Der Schatten über Innsmouth - Kapitel 1 - 02
Das war das erste, das ich jemals vom beschatteten Innsmouth hörte. Jeder Hinweis auf eine Stadt, die auf geläufigen Karten nicht verzeichnet und in aktuellen Reiseführern nicht gelistet ist, hätte mich interessiert und die Art und Weise der Andeutungen des Fahrkartenverkäufers weckten in mir eine regelrechte Neugier. Eine Stadt, fähig solche Abneigung in ihren Nachbarn hervorzurufen, dachte ich, muss zumindest recht ungewöhnlich und die Aufmerksamkeit eines Touristen wert sein. Wenn sie vor Arkham käme, könnte ich dort Station machen --- und so bat ich den Verkäufer, mir etwas darüber zu erzählen. Er war sehr bedachtsam und sprach mit einer Miene, als fühle er sich dem was er sagte überlegen.

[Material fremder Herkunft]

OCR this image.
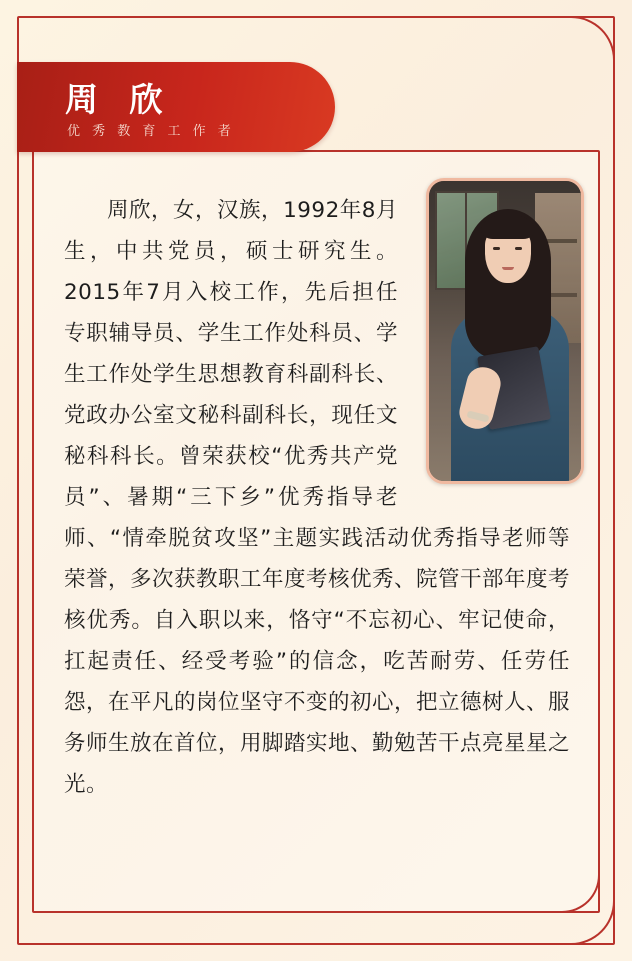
周 欣
优 秀 教 育 工 作 者

周欣，女，汉族，1992年8月生，中共党员，硕士研究生。2015年7月入校工作，先后担任专职辅导员、学生工作处科员、学生工作处学生思想教育科副科长、党政办公室文秘科副科长，现任文秘科科长。曾荣获校“优秀共产党员”、暑期“三下乡”优秀指导老师、“情牵脱贫攻坚”主题实践活动优秀指导老师等荣誉，多次获教职工年度考核优秀、院管干部年度考核优秀。自入职以来，恪守“不忘初心、牢记使命，扛起责任、经受考验”的信念，吃苦耐劳、任劳任怨，在平凡的岗位坚守不变的初心，把立德树人、服务师生放在首位，用脚踏实地、勤勉苦干点亮星星之光。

„Innsmouth? Nunja, es ist 'ne wunderliche Gemeinde da unten an der Mündung des Manuxet. War mal fast eine Stadt --- ein ziemlich großer Hafen vor dem Krieg von 1812 --- ist aber alles in die Brüche gegangen in den letzten Hundert oder so Jahren. Keine Eisenbahn da jetzt --- B. & M. lief da nie durch und die Nebenstrecke von Rowley wurde vor Jahren aufgegeben.

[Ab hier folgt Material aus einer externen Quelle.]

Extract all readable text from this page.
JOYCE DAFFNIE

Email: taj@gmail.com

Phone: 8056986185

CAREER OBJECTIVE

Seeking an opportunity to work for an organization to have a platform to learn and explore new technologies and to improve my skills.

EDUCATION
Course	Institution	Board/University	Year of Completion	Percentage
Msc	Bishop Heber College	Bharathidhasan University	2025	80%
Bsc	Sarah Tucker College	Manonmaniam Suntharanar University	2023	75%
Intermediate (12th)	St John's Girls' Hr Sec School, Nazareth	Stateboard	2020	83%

Mehr leere Häuser als Menschen, schätze ich und kein nennenswertes Geschäft außer Fischerei und Hummerfang. Jeder treibt seinen Handel meist hier oder in Arkham oder Ipswich. Sie hatten mal einige Fabriken aber davon ist jetzt nix übrig außer einer Goldraffinerie mit ganz schwachem Teilzeitbetrieb.

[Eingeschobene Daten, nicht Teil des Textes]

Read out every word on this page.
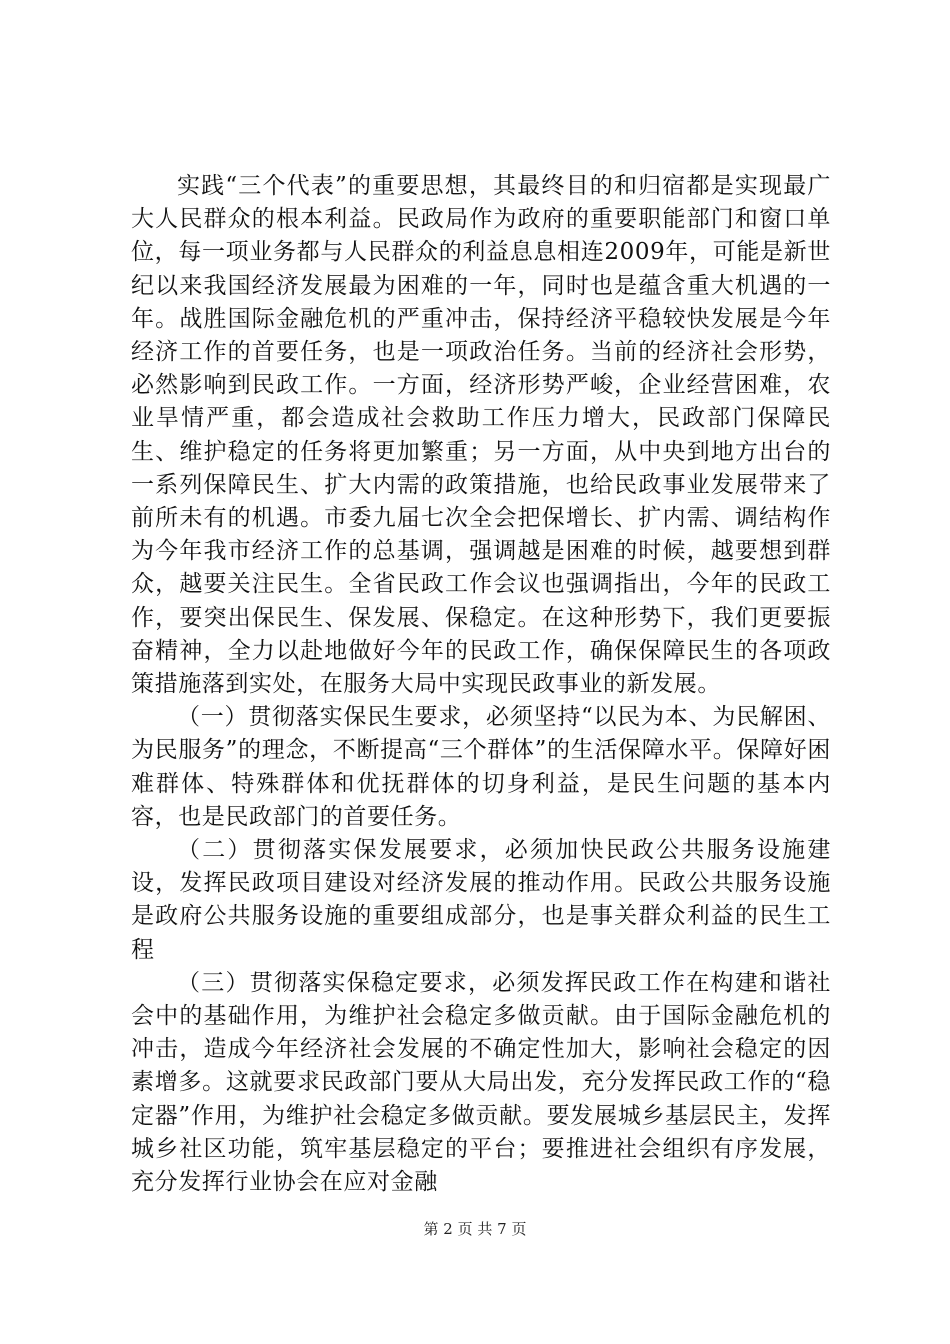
实践“三个代表”的重要思想，其最终目的和归宿都是实现最广大人民群众的根本利益。民政局作为政府的重要职能部门和窗口单位，每一项业务都与人民群众的利益息息相连2009年，可能是新世纪以来我国经济发展最为困难的一年，同时也是蕴含重大机遇的一年。战胜国际金融危机的严重冲击，保持经济平稳较快发展是今年经济工作的首要任务，也是一项政治任务。当前的经济社会形势，必然影响到民政工作。一方面，经济形势严峻，企业经营困难，农业旱情严重，都会造成社会救助工作压力增大，民政部门保障民生、维护稳定的任务将更加繁重；另一方面，从中央到地方出台的一系列保障民生、扩大内需的政策措施，也给民政事业发展带来了前所未有的机遇。市委九届七次全会把保增长、扩内需、调结构作为今年我市经济工作的总基调，强调越是困难的时候，越要想到群众，越要关注民生。全省民政工作会议也强调指出，今年的民政工作，要突出保民生、保发展、保稳定。在这种形势下，我们更要振奋精神，全力以赴地做好今年的民政工作，确保保障民生的各项政策措施落到实处，在服务大局中实现民政事业的新发展。

（一）贯彻落实保民生要求，必须坚持“以民为本、为民解困、为民服务”的理念，不断提高“三个群体”的生活保障水平。保障好困难群体、特殊群体和优抚群体的切身利益，是民生问题的基本内容，也是民政部门的首要任务。

（二）贯彻落实保发展要求，必须加快民政公共服务设施建设，发挥民政项目建设对经济发展的推动作用。民政公共服务设施是政府公共服务设施的重要组成部分，也是事关群众利益的民生工程

（三）贯彻落实保稳定要求，必须发挥民政工作在构建和谐社会中的基础作用，为维护社会稳定多做贡献。由于国际金融危机的冲击，造成今年经济社会发展的不确定性加大，影响社会稳定的因素增多。这就要求民政部门要从大局出发，充分发挥民政工作的“稳定器”作用，为维护社会稳定多做贡献。要发展城乡基层民主，发挥城乡社区功能，筑牢基层稳定的平台；要推进社会组织有序发展，充分发挥行业协会在应对金融

第 2 页 共 7 页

Die Raffinerie war allerdings mal ein ziemliches Ding und der alte Marsh, dem sie gehört muss reicher als Krösus sein. Ist aber einen komischer alter Vogel und hält sich fast nur in seinem Haus auf. Er hat im Alter angeblich 'ne Hautkrankheit oder Missbildung entwickelt, die dafür sorgt, dass er sich außer Sicht hält. Enkel von Käpt'n Obed Marsh, der das Geschäft begründet hat. Seine Mutter scheint irgendeine Fremde gewesen zu sein --- man sagt, eine Südseeinsulanerin --- also gab's mächtig Radau als er vor fünfzig Jahren einen Mädel aus Ipswich geheiratet hat. Die machen das immer bei Leuten aus Innsmouth und die Menschen hier und in der Gegend versuchen immer, jedwedes Innsmouther Blut, das in ihren Adern fließt zu verheimlichen. Aber Marsh's Kinder und Enkelkinder sehen aus wie jeder andere, soweit ich es sehen kann. Ich habe sie mir hier mal zeigen lassen --- obwohl, jetzt wo ich drüber nachdenke, die älteren Kinder scheinen in letzter Zeit nicht in der Gegend zu sein. Hab' den alten Mann nie gesehen.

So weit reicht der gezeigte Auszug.